Sadly, our latest political phase has retreated into a conceited tribalism, and the barbed words and badly drawn portraits are disgracing the halls of public discussion once more. My reason for referencing this is that there are significant parallels with the evangelical church, in terms of partisan approaches. For a time in the early twenty-first century it looked as though the old days of lobbing theological grenades at parties with a different, but equally biblically conservative, emphasis were over.
When we prize the interests of party above those of the whole community, when we make our perspective prescriptive, our personal preferences into binding principles, then we have lost a significant part of our apology for the Christian faith, and our voice within the Church. This is a truth which seems sadly lost on much of the Christian discourse and interaction on social media, and the internet more widely, and the cause of Christ is suffering as a result.
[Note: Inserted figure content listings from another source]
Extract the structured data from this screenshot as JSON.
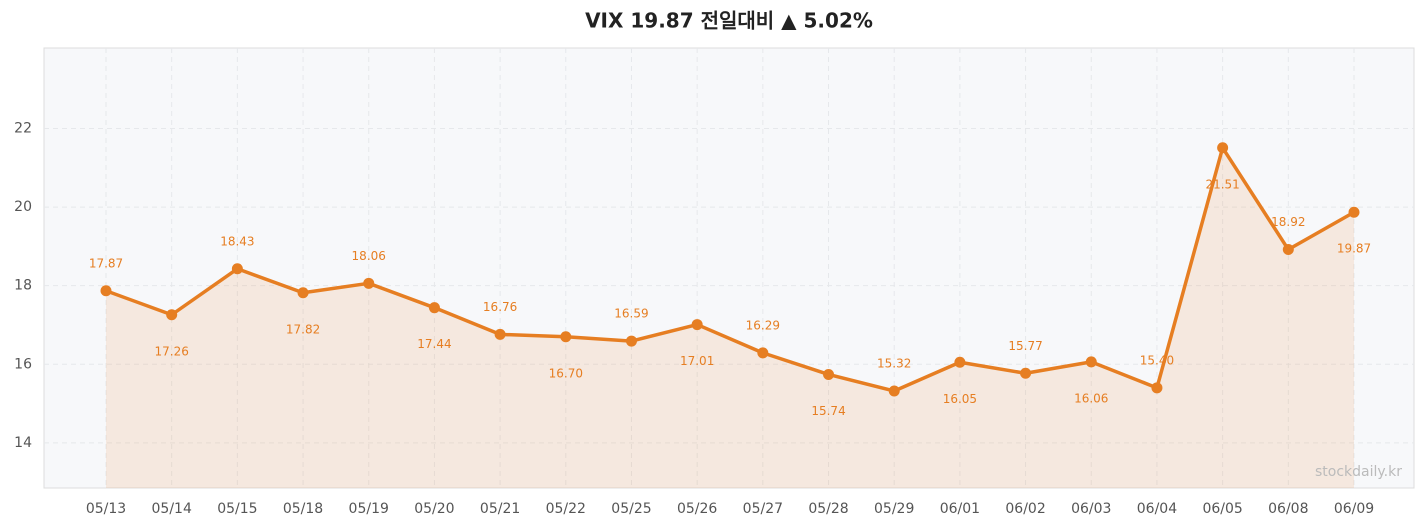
{
  "chart_data": {
    "type": "line",
    "title": "VIX  19.87  전일대비 ▲ 5.02%",
    "watermark": "stockdaily.kr",
    "categories": [
      "05/13",
      "05/14",
      "05/15",
      "05/18",
      "05/19",
      "05/20",
      "05/21",
      "05/22",
      "05/25",
      "05/26",
      "05/27",
      "05/28",
      "05/29",
      "06/01",
      "06/02",
      "06/03",
      "06/04",
      "06/05",
      "06/08",
      "06/09"
    ],
    "values": [
      17.87,
      17.26,
      18.43,
      17.82,
      18.06,
      17.44,
      16.76,
      16.7,
      16.59,
      17.01,
      16.29,
      15.74,
      15.32,
      16.05,
      15.77,
      16.06,
      15.4,
      21.51,
      18.92,
      19.87
    ],
    "value_labels": [
      "17.87",
      "17.26",
      "18.43",
      "17.82",
      "18.06",
      "17.44",
      "16.76",
      "16.70",
      "16.59",
      "17.01",
      "16.29",
      "15.74",
      "15.32",
      "16.05",
      "15.77",
      "16.06",
      "15.40",
      "21.51",
      "18.92",
      "19.87"
    ],
    "color": "#e67e22",
    "ylim": [
      12.85,
      24.05
    ],
    "yticks": [
      14,
      16,
      18,
      20,
      22
    ],
    "grid": true,
    "area": true
  }
}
In the next few posts on Thinking Pastorally I want to probe some of the motives and outcomes which precede and follow the fiery debates between brothers online, highlight a few parallels from 1Corinthians, and suggest some steps we can take towards agreement, or at least disagreeing more agreeably. In this first post I think through the internal group dynamics of being antagonistic towards brothers and sisters online:
Your followers are listening
In the world of social media the choir is consistently preached to and primed to support one’s own view. The smallest amount of time spent reading the Tweets of prominent polemical evangelicals makes one thing clear – they are seldom writing to persuade their opponents, and are more often writing to please their followers. The pattern repeats itself time and again, a social media figure with a significant following earths the tuning fork, and a ready chorus rises up in apparent harmony – not realising how discordant and tuneless their strains are to the rest of the world.